I think Lora was always a runaway train. I definitely don't think I could "change" her in the long-term. I know change always had to come within.
But to think about an alternate reality for a second, and to think upon the times that I did see Lora curb her own behavior, because it was a relatively small thing and in her best interest to do so, speaking up in this case could have (in theory) caused her to not pick a "you didn't greet me" fight with Jon, if the consequence was that doing so would stop her and I from traveling together.
I can't remember if I mentioned it here before, but one of Lora's many anxieties is travel. Even her daily commute is (supposedly) a big, draining deal to her, if she has to take public transit. On the days when Jon either wasn't working, or was starting later and/or ending work earlier than her, she ALWAYS asked him to pick her up/drive her around. If we had to go anywhere together, especially if it involved a bus that she's never taken before, or rarely took, she would get REALLY stressed if she had to navigate the bus herself.
So theoretically, in this particular instance, if she knew that a certain behavior was denying her the travel assistance that she wanted, she might have tamped it down, to get what she wanted.
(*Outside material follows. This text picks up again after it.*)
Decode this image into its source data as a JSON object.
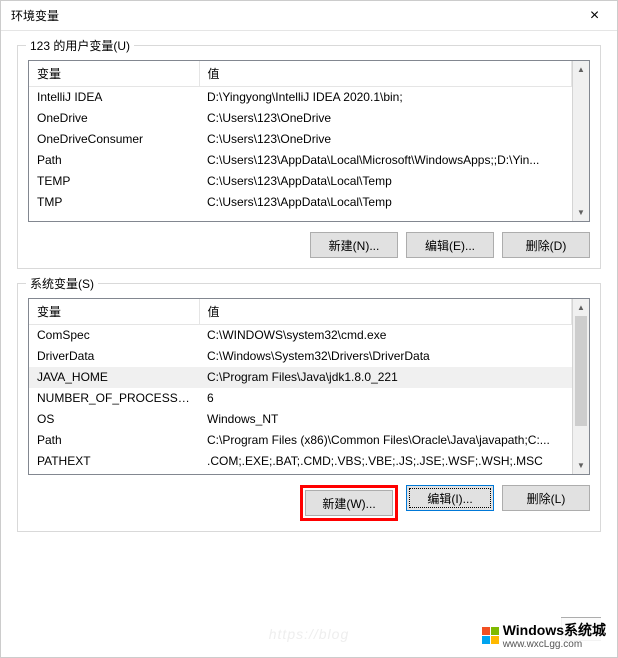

But beyond that, there is a part of ME specifically that says to myself "Liz, if something bothers you this much, you should have said something about it, for YOU", which is the main place where this question comes from. I can talk about what it may have changed within our dynamic. I can wonder if calling Lora on her bullshit behavior more often would have made anything "better". I muse over if maybe - had I not been so lax and so willing to give her the benefit of the doubt - she and I would have stopped living together far sooner, which would have been much less stressful for me, certainly. Those are all things to think about.
But really, it's mainly about me and what would help me to feel happier and like I'm doing the right thing for myself, in the future.